For many savers, that goal may sound daunting, particularly as U.S. adults have an average of $88,400 currently saved toward retirement, the study found. Likewise, a recent CNBC survey showed that 53% of Americans feel behind on their retirement savings.

However, experts say having a “magic number” in mind should not be a priority when planning for your retirement.

“The number isn’t the emphasis,” said John Roland, a certified financial planner and private wealth advisor at Northwestern Mutual’s Beyond Financial Advisors.

“That retirement number is really just a starting point for a broader conversation on how to make clear, competent decisions in that phase of your financial life when you’re distributing money versus when you’re accumulating money,” he said.

Fidelity Investments, the nation’s largest provider of 401(k) savings plans, has moved away from providing broad estimates for what is needed to retire, said Rita Assaf, vice president of retirement products.

“There is no one size fits all,” Assaf said.

She said your individual income likely differs from other people’s. Other factors — such as how much of your income you hope to replace in retirement, where you plan to live, the lifestyle you plan to have, your health-care costs, and longevity — will all impact the actual number you will need.

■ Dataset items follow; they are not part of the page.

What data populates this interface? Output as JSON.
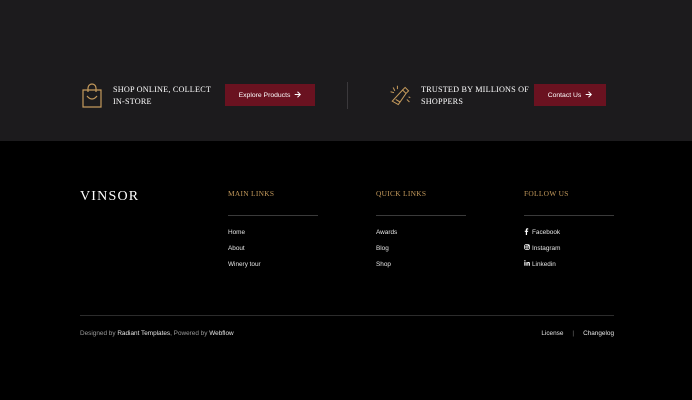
{
  "cta": {
    "left": {
      "icon": "shopping-bag-icon",
      "text": "SHOP ONLINE, COLLECT IN-STORE",
      "button": "Explore Products"
    },
    "right": {
      "icon": "wine-bottle-icon",
      "text": "TRUSTED BY MILLIONS OF SHOPPERS",
      "button": "Contact Us"
    }
  },
  "footer": {
    "logo": "VINSOR",
    "main_links": {
      "title": "MAIN LINKS",
      "items": [
        "Home",
        "About",
        "Winery tour"
      ]
    },
    "quick_links": {
      "title": "QUICK LINKS",
      "items": [
        "Awards",
        "Blog",
        "Shop"
      ]
    },
    "follow_us": {
      "title": "FOLLOW US",
      "items": [
        {
          "label": "Facebook",
          "icon": "facebook-icon"
        },
        {
          "label": "Instagram",
          "icon": "instagram-icon"
        },
        {
          "label": "Linkedin",
          "icon": "linkedin-icon"
        }
      ]
    },
    "credits": {
      "prefix": "Designed by",
      "designer": "Radiant Templates",
      "middle": ", Powered by",
      "platform": "Webflow"
    },
    "legal": {
      "license": "License",
      "separator": "|",
      "changelog": "Changelog"
    }
  },
  "colors": {
    "band_bg": "#1c1b1d",
    "footer_bg": "#000000",
    "accent_gold": "#c49a5c",
    "button_bg": "#6a1220"
  }
}
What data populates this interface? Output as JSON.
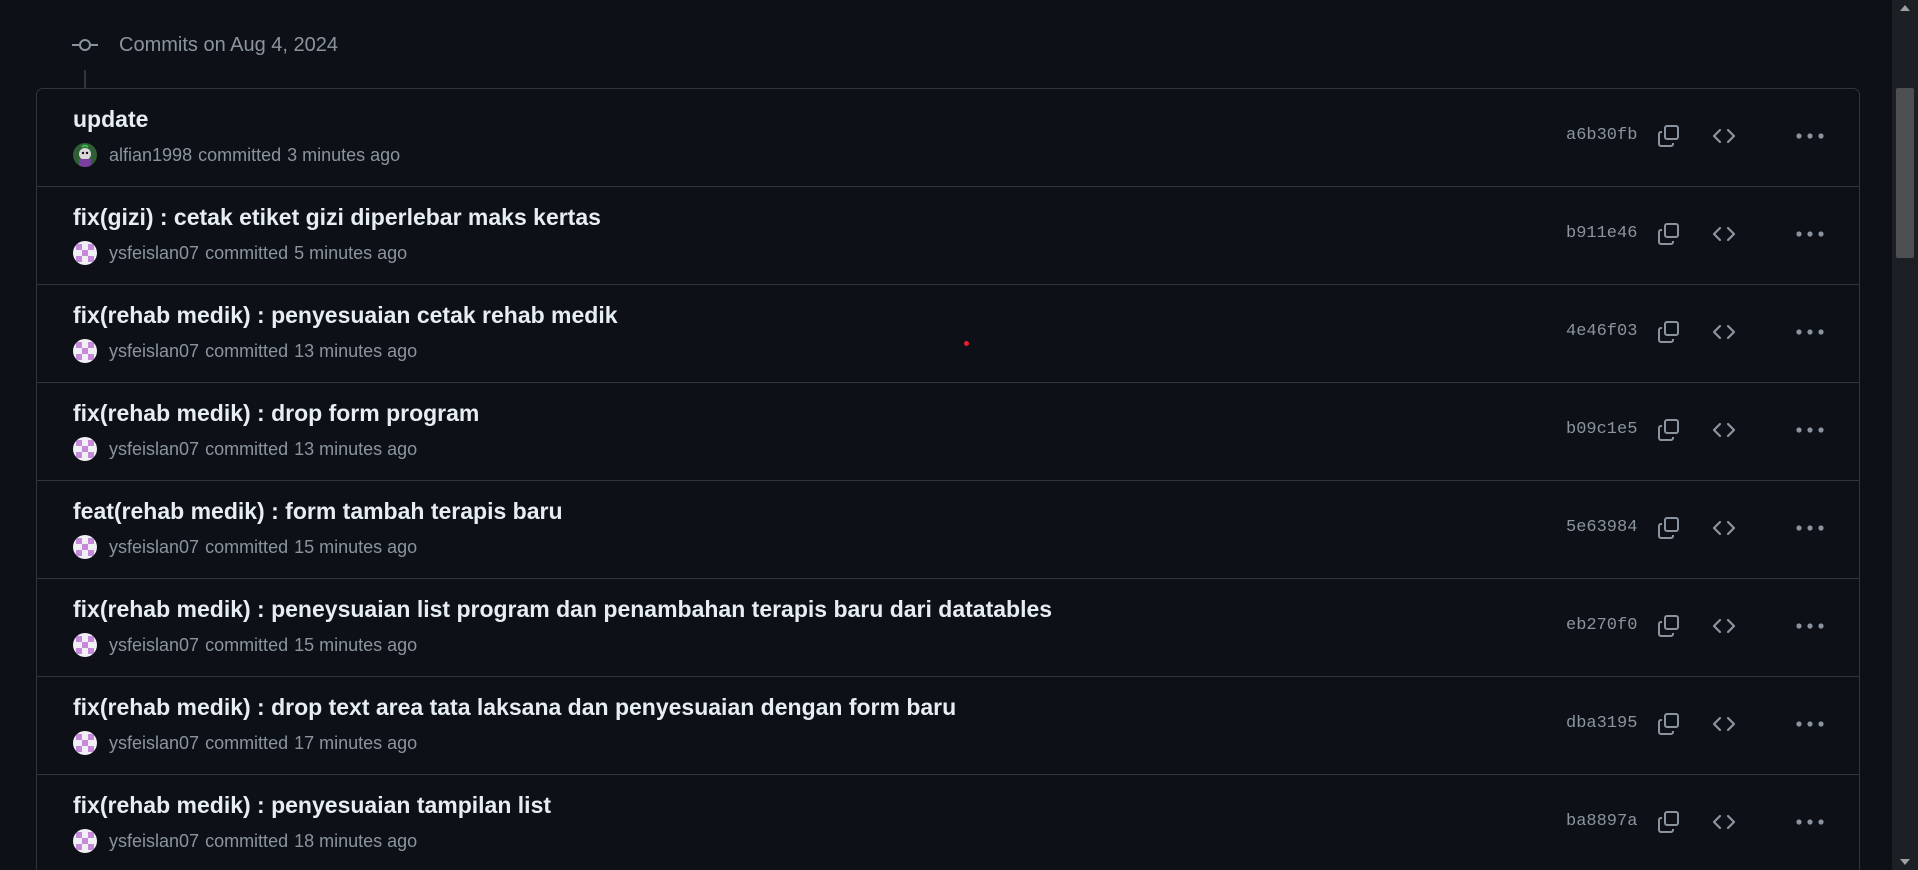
{
  "group": {
    "title": "Commits on Aug 4, 2024",
    "icon": "git-commit-icon"
  },
  "commits": [
    {
      "message": "update",
      "author": "alfian1998",
      "verb": "committed",
      "time": "3 minutes ago",
      "sha": "a6b30fb",
      "avatar": "avatar-alfian"
    },
    {
      "message": "fix(gizi) : cetak etiket gizi diperlebar maks kertas",
      "author": "ysfeislan07",
      "verb": "committed",
      "time": "5 minutes ago",
      "sha": "b911e46",
      "avatar": "avatar-ysfeislan"
    },
    {
      "message": "fix(rehab medik) : penyesuaian cetak rehab medik",
      "author": "ysfeislan07",
      "verb": "committed",
      "time": "13 minutes ago",
      "sha": "4e46f03",
      "avatar": "avatar-ysfeislan"
    },
    {
      "message": "fix(rehab medik) : drop form program",
      "author": "ysfeislan07",
      "verb": "committed",
      "time": "13 minutes ago",
      "sha": "b09c1e5",
      "avatar": "avatar-ysfeislan"
    },
    {
      "message": "feat(rehab medik) : form tambah terapis baru",
      "author": "ysfeislan07",
      "verb": "committed",
      "time": "15 minutes ago",
      "sha": "5e63984",
      "avatar": "avatar-ysfeislan"
    },
    {
      "message": "fix(rehab medik) : peneysuaian list program dan penambahan terapis baru dari datatables",
      "author": "ysfeislan07",
      "verb": "committed",
      "time": "15 minutes ago",
      "sha": "eb270f0",
      "avatar": "avatar-ysfeislan"
    },
    {
      "message": "fix(rehab medik) : drop text area tata laksana dan penyesuaian dengan form baru",
      "author": "ysfeislan07",
      "verb": "committed",
      "time": "17 minutes ago",
      "sha": "dba3195",
      "avatar": "avatar-ysfeislan"
    },
    {
      "message": "fix(rehab medik) : penyesuaian tampilan list",
      "author": "ysfeislan07",
      "verb": "committed",
      "time": "18 minutes ago",
      "sha": "ba8897a",
      "avatar": "avatar-ysfeislan"
    }
  ],
  "actions": {
    "copy_icon": "copy-icon",
    "browse_icon": "code-icon",
    "more_icon": "kebab-horizontal-icon"
  },
  "colors": {
    "background": "#0d1117",
    "border": "#30363d",
    "text": "#e6edf3",
    "muted": "#8b949e"
  }
}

“It really depends on your personal situation,” Assaf said. “We do think having a retirement plan helps with that, but it’s got to be a personal retirement plan.”

The number experts say to focus on

Financial advisors agree that having a high savings rate, along with appropriate asset allocations, is one of the most significant components of building wealth. That’s the number to focus on, they say.

Fidelity provides a framework for evaluating your retirement savings progress based on your age.

The framework includes saving your salary by age 30, which then increases to twice your salary by age 35, three times by 40 and continues to go up until the goal of 10 times by age 67.

“That may or may not be feasible depending on where you’re at,” Assaf said of the savings goals. “But it just gives an easier view of what to do.”

The framework assumes that the investor will start saving at age 25 and save 15% annually.

Recent retirement research from Vanguard recommends that workers ramp up their annual retirement savings rate to 12% to 15% of their incomes and invest in an appropriate asset mix for their ages. Doing so can help improve their sustainable investment rate — the highest level of pre-retirement income they can replace.

“I would much rather have clients that save 15% of their income and get a 5% rate of return than save 1% of their income and get a 15% rate of return,” Roland said.

He said that to save money, you need not spend it, a concept emphasized in the book “The Millionaire Next Door.”

“Many people who have significant wealth, you would never know because they don’t look visibly wealthy,” Roland said.

“Those are the people that, as they save and accumulate wealth, oftentimes have accumulated more than they ever anticipated,” he said.

If setting your retirement savings deferral rate to 15% now feels like too much of a financial stretch, you may instead try to boost your contributions by 1% per year. Experts say incremental increases can make a big difference in the long run.